There is nothing in this Bill which addresses the issue and the Minister seems to want to hive it off to the National Consumer Agency and the Competition Authority - two quangos that are to be united. Essentially, that will be about giving price comparisons and there will be no tough regulation of the products. There will be no description of products and consideration as to whether the products make sense.

Professor Elizabeth Warren, whom I mentioned to the Minister on a number of occasions, is the Harvard law professor who is head of the oversight commission in the US which reports on these matters. She is correct in stating that regulating for safe products, protecting consumers from themselves and dangerous financial products, is the cornerstone of consumer regulation. Unfortunately, this Bill from Fianna Fáil is completely silent in this regard because it could not give a monkeys about consumer regulation or that it has left young people around the country stuck with unbearable mortgages. No resolution is offered in this Bill to such matters.
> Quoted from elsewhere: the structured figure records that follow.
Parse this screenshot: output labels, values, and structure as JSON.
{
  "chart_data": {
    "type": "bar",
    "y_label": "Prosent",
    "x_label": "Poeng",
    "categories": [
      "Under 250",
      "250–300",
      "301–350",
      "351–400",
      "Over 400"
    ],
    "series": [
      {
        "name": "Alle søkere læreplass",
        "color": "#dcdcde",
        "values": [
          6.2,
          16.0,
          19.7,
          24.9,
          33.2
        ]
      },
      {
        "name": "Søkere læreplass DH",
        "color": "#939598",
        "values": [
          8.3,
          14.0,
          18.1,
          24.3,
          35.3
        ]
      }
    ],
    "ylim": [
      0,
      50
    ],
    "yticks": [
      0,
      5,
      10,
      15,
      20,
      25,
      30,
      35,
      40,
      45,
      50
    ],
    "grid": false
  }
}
Has the Minister learned anything? In true Fianna Fáil fashion he is to personally appoint all the members of the board, bar the statutory members. It will once again be the friends of Fianna Fáil. I do not know what the system of appointment will be and there may be even a public advertisement. The people who will hold important positions on the board will experience no public vetting or examination, as happens in almost every other country in the world.

Why should there be a public vetting or examination of such people? Our system has crashed at an unbelievable cost to our citizens and yet the Minister wants to cleave to the old system behind closed doors of Fianna Fáil mostly appointing its friends. There will be one or two independent appointments and the Green Party will have an appointee to keep it happy.

If somebody is to be on the board of the bank commission, what will be required of them? They will need to eyeball powerful and wealthy people, indicating that despite such people being multi-billionaires as a consequence of owning a bank, what they are doing may not be in the interest of ordinary consumers. Have people been prepared to do so up to now? They have not. If the appointments are made behind closed doors, how are we to know the calibre of these people? There will be one and a half lines in the newspaper indicating the people chosen, with one being an accountant and another a lawyer. There will be one person from every profession.

These will be the Minister's choices, and they will be mostly men, with one or two women at most. As has happened with their predecessors, they will be required to feel grateful that people like millionaire bankers would give them the time of day, a glass of sherry and a nice lunch in a bank building with a few nice paintings at which to look.